The upshot is Randle and Christopher being handed a set of expectations not seen at Cal since Jason Kidd and Lamond Murray were running the fast break in 1993-94.
Yet Randle and Christopher do not project to the kind of NBA lottery status afforded Kidd, who was drafted second overall in 1994 by Dallas, and
Kidd and Murray, however, failed to meet expectations at Cal. The 1993-94 Bears were preseason favorites to win the conference; they finished tied for second. They were ranked No. 6 in the preseason and that was easily their highest all season. The biggest disappointment was that those Bears under coach Todd Bozeman were bounced out in the first round of the tournament.

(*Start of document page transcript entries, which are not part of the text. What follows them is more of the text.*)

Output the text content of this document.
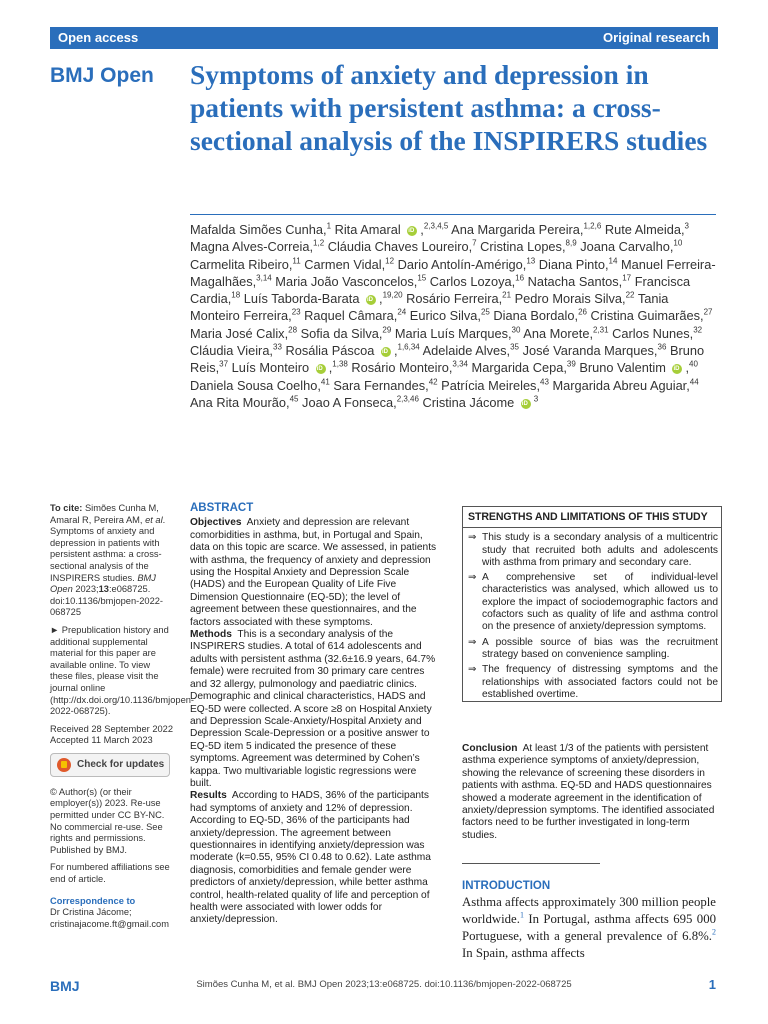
Open access	Original research
BMJ Open Symptoms of anxiety and depression in patients with persistent asthma: a cross-sectional analysis of the INSPIRERS studies
Mafalda Simões Cunha,$^1$ Rita Amaral iD,$^{2,3,4,5}$ Ana Margarida Pereira,$^{1,2,6}$ Rute Almeida,$^3$ Magna Alves-Correia,$^{1,2}$ Cláudia Chaves Loureiro,$^7$ Cristina Lopes,$^{8,9}$ Joana Carvalho,$^{10}$ Carmelita Ribeiro,$^{11}$ Carmen Vidal,$^{12}$ Dario Antolín-Amérigo,$^{13}$ Diana Pinto,$^{14}$ Manuel Ferreira-Magalhães,$^{3,14}$ Maria João Vasconcelos,$^{15}$ Carlos Lozoya,$^{16}$ Natacha Santos,$^{17}$ Francisca Cardia,$^{18}$ Luís Taborda-Barata iD,$^{19,20}$ Rosário Ferreira,$^{21}$ Pedro Morais Silva,$^{22}$ Tania Monteiro Ferreira,$^{23}$ Raquel Câmara,$^{24}$ Eurico Silva,$^{25}$ Diana Bordalo,$^{26}$ Cristina Guimarães,$^{27}$ Maria José Calix,$^{28}$ Sofia da Silva,$^{29}$ Maria Luís Marques,$^{30}$ Ana Morete,$^{2,31}$ Carlos Nunes,$^{32}$ Cláudia Vieira,$^{33}$ Rosália Páscoa iD,$^{1,6,34}$ Adelaide Alves,$^{35}$ José Varanda Marques,$^{36}$ Bruno Reis,$^{37}$ Luís Monteiro iD,$^{1,38}$ Rosário Monteiro,$^{3,34}$ Margarida Cepa,$^{39}$ Bruno Valentim iD,$^{40}$ Daniela Sousa Coelho,$^{41}$ Sara Fernandes,$^{42}$ Patrícia Meireles,$^{43}$ Margarida Abreu Aguiar,$^{44}$ Ana Rita Mourão,$^{45}$ Joao A Fonseca,$^{2,3,46}$ Cristina Jácome $iD^3$

To cite: Simões Cunha M, Amaral R, Pereira AM, et al. Symptoms of anxiety and depression in patients with persistent asthma: a cross-sectional analysis of the INSPIRERS studies. BMJ Open 2023;13:e068725. doi:10.1136/bmjopen-2022-068725

► Prepublication history and additional supplemental material for this paper are available online. To view these files, please visit the journal online (http://dx.doi.org/10.1136/bmjopen-2022-068725).

Received 28 September 2022

Accepted 11 March 2023

Check for updates

© Author(s) (or their employer(s)) 2023. Re-use permitted under CC BY-NC. No commercial re-use. See rights and permissions. Published by BMJ.

For numbered affiliations see end of article.

Correspondence to
Dr Cristina Jácome;
cristinajacome.ft@gmail.com

ABSTRACT

Objectives Anxiety and depression are relevant comorbidities in asthma, but, in Portugal and Spain, data on this topic are scarce. We assessed, in patients with asthma, the frequency of anxiety and depression using the Hospital Anxiety and Depression Scale (HADS) and the European Quality of Life Five Dimension Questionnaire (EQ-5D); the level of agreement between these questionnaires, and the factors associated with these symptoms.

Methods This is a secondary analysis of the INSPIRERS studies. A total of 614 adolescents and adults with persistent asthma (32.6±16.9 years, 64.7% female) were recruited from 30 primary care centres and 32 allergy, pulmonology and paediatric clinics. Demographic and clinical characteristics, HADS and EQ-5D were collected. A score ≥8 on Hospital Anxiety and Depression Scale-Anxiety/Hospital Anxiety and Depression Scale-Depression or a positive answer to EQ-5D item 5 indicated the presence of these symptoms. Agreement was determined by Cohen’s kappa. Two multivariable logistic regressions were built.

Results According to HADS, 36% of the participants had symptoms of anxiety and 12% of depression. According to EQ-5D, 36% of the participants had anxiety/depression. The agreement between questionnaires in identifying anxiety/depression was moderate (k=0.55, 95% CI 0.48 to 0.62). Late asthma diagnosis, comorbidities and female gender were predictors of anxiety/depression, while better asthma control, health-related quality of life and perception of health were associated with lower odds for anxiety/depression.

STRENGTHS AND LIMITATIONS OF THIS STUDY
⇒ This study is a secondary analysis of a multicentric study that recruited both adults and adolescents with asthma from primary and secondary care.
⇒ A comprehensive set of individual-level characteristics was analysed, which allowed us to explore the impact of sociodemographic factors and cofactors such as quality of life and asthma control on the presence of anxiety/depression symptoms.
⇒ A possible source of bias was the recruitment strategy based on convenience sampling.
⇒ The frequency of distressing symptoms and the relationships with associated factors could not be established overtime.
Conclusion At least 1/3 of the patients with persistent asthma experience symptoms of anxiety/depression, showing the relevance of screening these disorders in patients with asthma. EQ-5D and HADS questionnaires showed a moderate agreement in the identification of anxiety/depression symptoms. The identified associated factors need to be further investigated in long-term studies.
INTRODUCTION

Asthma affects approximately 300 million people worldwide.$^1$ In Portugal, asthma affects 695 000 Portuguese, with a general prevalence of 6.8%.$^2$ In Spain, asthma affects

BMJ	Simões Cunha M, et al. BMJ Open 2023;13:e068725. doi:10.1136/bmjopen-2022-068725	1
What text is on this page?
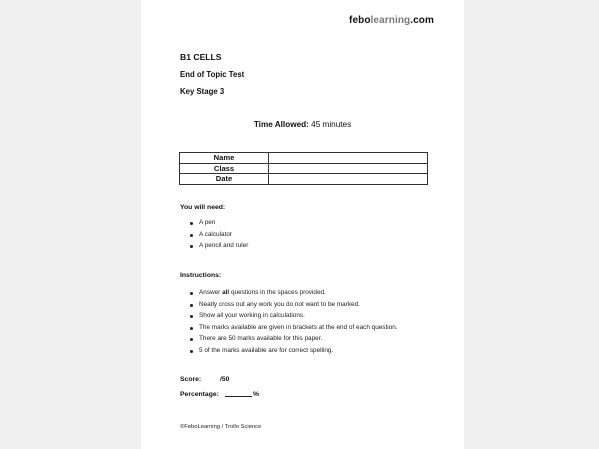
febolearning.com
B1 CELLS
End of Topic Test
Key Stage 3
Time Allowed: 45 minutes
Name	
Class	
Date	
You will need:
A pen
A calculator
A pencil and ruler
Instructions:
Answer all questions in the spaces provided.
Neatly cross out any work you do not want to be marked.
Show all your working in calculations.
The marks available are given in brackets at the end of each question.
There are 50 marks available for this paper.
5 of the marks available are for correct spelling.
Score:	/50
Percentage:	%
©FeboLearning / Trollo Science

Given this bit of history, what has been laid at the feet of Randle and Christopher — as well as Montgomery — is at least as much blessing as burden.
"I think we can manage," says Christopher, a 6-foot-5 wing.
"It's a lot of pressure on us," Randle, the 5-9 point guard, says. "I think we're ready for the challenge."
Christopher and Randle have an opportunity to win a conference title, something not done by any of Cal's stars in 41 years of Pac-8/Pac-10 hoops. They also have a chance to establish Cal as a consistent contender in the current landscape, in which the game's best tend to flee after one season.
This turnover has diluted talent, placing an increased premium on effort, which is a prerequisite if Cal is to fulfill its potential. It would compensate for the absence of an impact post man and a general lack of size. It's the only way for the Bears to stay at or near the top of the Pac-10.
And that brings us to backup guard Jorge Gutierrez, the 6-3 human floor burn. Though Christopher and Randle lead by skill and know-how, though Theo Robertson can shoot with the best of them and Jamal Boykin brings the intensity, Gutierrez can set the tone with relentless pluck and hustle.
So much so that Randle, when asked to visualize the results if everyone on the team matched Jorge's desire, responded by saying they'd "probably have a national championship."
An exaggeration, no doubt. For now the Bears will settle for continued separation from the upscale mediocrity of Braun's term. Though he brought a measure of stability to the program after inheriting significant talent and an ethical mess left behind by Bozeman, Braun's Pac-10 record was 110-106.
Montgomery, by contrast, had a 213-111 conference record at Stanford and was 11-7 in his first season at Cal.
So Randle's bold statement carries weight. Cal's biggest problems last season were its difficultly maintaining a high effort level and its failure to handle success. The Bears got precisely what they deserved, a first-round ouster in the NCAA Tournament.
As they open the season tonight at Haas Pavilion against Murray State, there is the promise of so much more. The Pac-10 media have picked the Bears to win the conference. They were ranked as high as No. 8 and no lower than 20th in the various preseason polls.
It's not because they're overrun with talent. It's because college basketball's floor has been lowered appreciably. Somebody is going to take advantage. Why not Cal?